Mclaren driver Fernando Alonso of Spain steers his car during the second free practice at the Yas Marina racetrack in Abu Dhabi. Photo: Hassan Ammar/AP Photo

There is a paradox in the paddock. Tonight Formula One’s elite gather to raise a glass to a driver with two world titles to his name.

Further, Fernando Alonso merits inclusion in F1’s all-time top 10. Now 37, he was once his sport’s youngest champion and youngest double champion ever.

But for all Alonso’s 32 wins in 311 races, most people here for tomorrow’s Grand Prix will merely shrug.

Why? One reason is that the Spaniard has stayed on too long.
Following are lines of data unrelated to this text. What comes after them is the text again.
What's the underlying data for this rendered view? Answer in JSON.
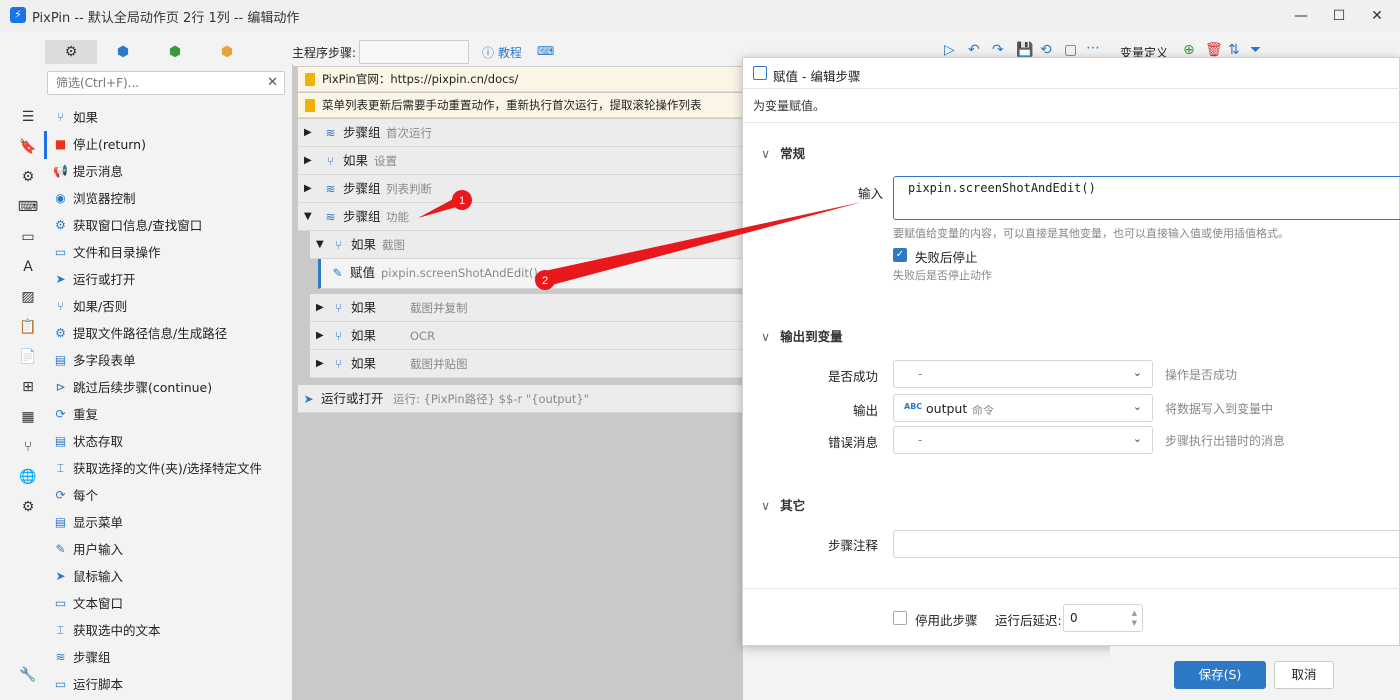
{
  "window": {
    "title": "PixPin -- 默认全局动作页 2行 1列 -- 编辑动作",
    "logo": "PixPin",
    "min": "—",
    "max": "☐",
    "close": "✕"
  },
  "sidebar": {
    "icons": [
      "menu-icon",
      "bookmark-icon",
      "gear-icon",
      "keyboard-icon",
      "window-icon",
      "text-icon",
      "image-icon",
      "clipboard-icon",
      "document-icon",
      "windows-icon",
      "grid-icon",
      "branch-icon",
      "globe-icon",
      "gears-icon",
      "wrench-icon"
    ]
  },
  "left_tabs": [
    "⚙",
    "⬢",
    "⬢",
    "⬢"
  ],
  "filter": {
    "placeholder": "筛选(Ctrl+F)...",
    "clear": "✕"
  },
  "actions": [
    "如果",
    "停止(return)",
    "提示消息",
    "浏览器控制",
    "获取窗口信息/查找窗口",
    "文件和目录操作",
    "运行或打开",
    "如果/否则",
    "提取文件路径信息/生成路径",
    "多字段表单",
    "跳过后续步骤(continue)",
    "重复",
    "状态存取",
    "获取选择的文件(夹)/选择特定文件",
    "每个",
    "显示菜单",
    "用户输入",
    "鼠标输入",
    "文本窗口",
    "获取选中的文本",
    "步骤组",
    "运行脚本"
  ],
  "main_toolbar": {
    "program_step_label": "主程序步骤:",
    "tutorial": "ⓘ 教程",
    "keyboard": "⌨"
  },
  "notes": [
    "PixPin官网：https://pixpin.cn/docs/",
    "菜单列表更新后需要手动重置动作，重新执行首次运行，提取滚轮操作列表"
  ],
  "tree_rows": [
    {
      "name": "步骤组",
      "sub": "首次运行"
    },
    {
      "name": "如果",
      "sub": "设置"
    },
    {
      "name": "步骤组",
      "sub": "列表判断"
    },
    {
      "name": "步骤组",
      "sub": "功能"
    },
    {
      "name": "如果",
      "sub": "截图"
    },
    {
      "name": "赋值",
      "sub": "pixpin.screenShotAndEdit() =>"
    },
    {
      "name": "如果",
      "sub": "截图并复制"
    },
    {
      "name": "如果",
      "sub": "OCR"
    },
    {
      "name": "如果",
      "sub": "截图并贴图"
    },
    {
      "name": "运行或打开",
      "sub": "运行:  {PixPin路径} $$-r \"{output}\""
    }
  ],
  "annotations": [
    "1",
    "2"
  ],
  "top_right": {
    "var_def": "变量定义"
  },
  "dialog": {
    "title": "赋值  -  编辑步骤",
    "desc": "为变量赋值。",
    "sec_general": "常规",
    "input_label": "输入",
    "input_value": "pixpin.screenShotAndEdit()",
    "input_hint": "要赋值给变量的内容，可以直接是其他变量，也可以直接输入值或使用插值格式。",
    "stop_on_fail": "失败后停止",
    "stop_on_fail_hint": "失败后是否停止动作",
    "sec_output": "输出到变量",
    "success_label": "是否成功",
    "success_value": "-",
    "success_hint": "操作是否成功",
    "output_label": "输出",
    "output_badge": "ABC",
    "output_value": "output",
    "output_type": "命令",
    "output_hint": "将数据写入到变量中",
    "error_label": "错误消息",
    "error_value": "-",
    "error_hint": "步骤执行出错时的消息",
    "sec_other": "其它",
    "note_label": "步骤注释",
    "disable_step": "停用此步骤",
    "delay_label": "运行后延迟:",
    "delay_value": "0"
  },
  "buttons": {
    "save": "保存(S)",
    "cancel": "取消"
  }
}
He has won fewer points, 132, in four years at McLaren than Lewis Hamilton notched in the past seven races.

Worse, lack of recent success has turned him into a stuck record moaning about how the podium is a closed shop. His last top-three finish was at Ferrari in 2014.

McLaren’s milk float has left him podium-less for 84 races. But his comments have grated.

History may be even less generous than the muted response to his leaving F1.

Alonso is not saying he is retiring, keeping open the possibility of a return. Not a hope. Nobody wants him.

History will record Alonso as a tainted champion. He was at the centre of the 2007 Spygate scandal with McLaren, his email inbox containing Ferrari information that his team had purloined.

He then fell out with McLaren boss Ron Dennis and rookie Lewis Hamilton.

He returned to Renault after one season, his biggest tactical mistake.

A calmer driver may have won the title in 2007 and 2008 but after joining Ferrari he came close to championships in 2010 and 2012 before it all went sour.

A super racer, Alonso won his titles in 2005 and 2006 but that was it, his title account closed aged 25.

His biggest black mark remains his 2008 win in Singapore, achieved when Renault team-mate Nelson Piquet was told to help by crashing deliberately.